Si tratta di una mossa importante, probabilmente decisiva per le sorti della guerra attualmente in corso, specie se sarà applicata davvero. Ma potrebbe anche essere una mossa tattica: minacciare la mobilitazione, per ottenere vantaggi ad una eventuale nuova trattativa. Anche perché gli equilibri miliari, ormai, sembrano a favore dei ribelli, con Kiev che appare in difficoltà. Da un lato il suo esercito perde colpi e soldati (che scappano o disertano), dall’altro ha deciso una riforma dei battaglioni, creando scompiglio.

Non a caso ieri, a Kiev, molti dei combattenti del battaglione Aidar (accusato di «crimini di guerra» da Amnesty international) ha inscenato una protesta di fronte al ministero della Difesa. Contemporaneamente le madri dei soldati asseragliati e circondati dai ribelli nelle zone orientali, hanno chiesto la fine delle ostilità, chiedendo che i propri figli possano tornare a casa. E proprio ieri Merkel, da Budapest, ha escluso l’invio di armi all’Ucraina da parte della Germania. La Cancelliera ha sollecitato il ripristino urgente del cessate il fuoco nell’est del paese e ha ribadito che il conflitto «non può essere risolto con lo strumento militare».

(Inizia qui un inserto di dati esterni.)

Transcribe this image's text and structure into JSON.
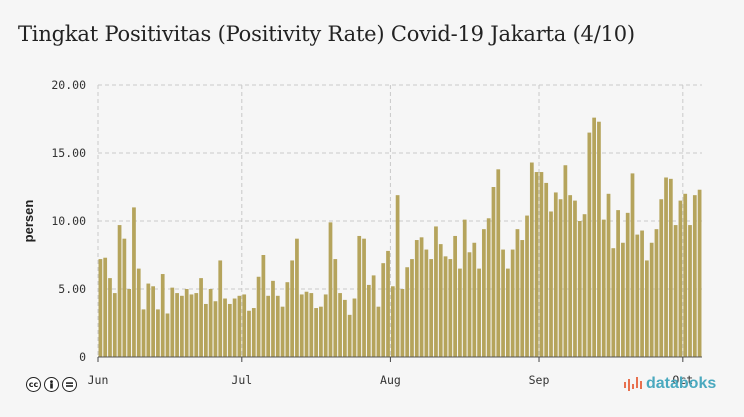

Chi starebbe, al contrario, rivalutando l’ipotesi di un sostegno militare sarebbe invece Washington. Il segretario di stato John Kerry, che oggi sarà a Kiev, sembra pronto a rivalutare la questione, così come il generale Martin Dempsey, a capo degli Stati maggiori riuniti, mentre il segretario della Difesa Chuck Hagel è favorevole. Si tratta di notizie trapelate e pubblicate nei giorni scorsi dal New York Times, secondo il quale, perfino la consigliera per la sicurezza nazionale Susan Rice da sempre contraria all’invio di armi all’Ucraina, sarebbe pronta a rivedere le sue posizioni.

Fino ad oggi gli Usa hanno inviato materiale «non letale», ovvero strumentazione da guerra, ma non armi. Non pensano si possa proseguire così alcuni esperti, come Michele Flournoy (probabile prossima segretaria di Stato) e Ivo Daalder (ex ambasciatore americano alla Nato), autori di un report patrocinato dal Chicago Council (il cui titolo è «Preservare l’indipendenza dell’Ucraina dall’aggressione della Russia: cosa devono fare Nato e Stati Uniti») dove richiedono l’invio di droni per la ricognizione, mezzi blindati, missili anti carro e radar per un totale di tre miliardi di dollari di budget. Nel frattempo 11 civili sono morti e 42 sono rimasti feriti nelle ultime 24 ore nell’est ucraino, come riferisce il «ministro della difesa» di Donetsk, Eduard Masurin, citato da Interfax.

Delle undici vittime, sette sono state uccise di notte. Tre di loro hanno perso la vita durante un bombardamento alla periferia di Donetsk. E insieme ai combattimenti a est, proseguono le esercitazioni Nato nei paesi baltici, con la presenza – anche – dei piloti italiani.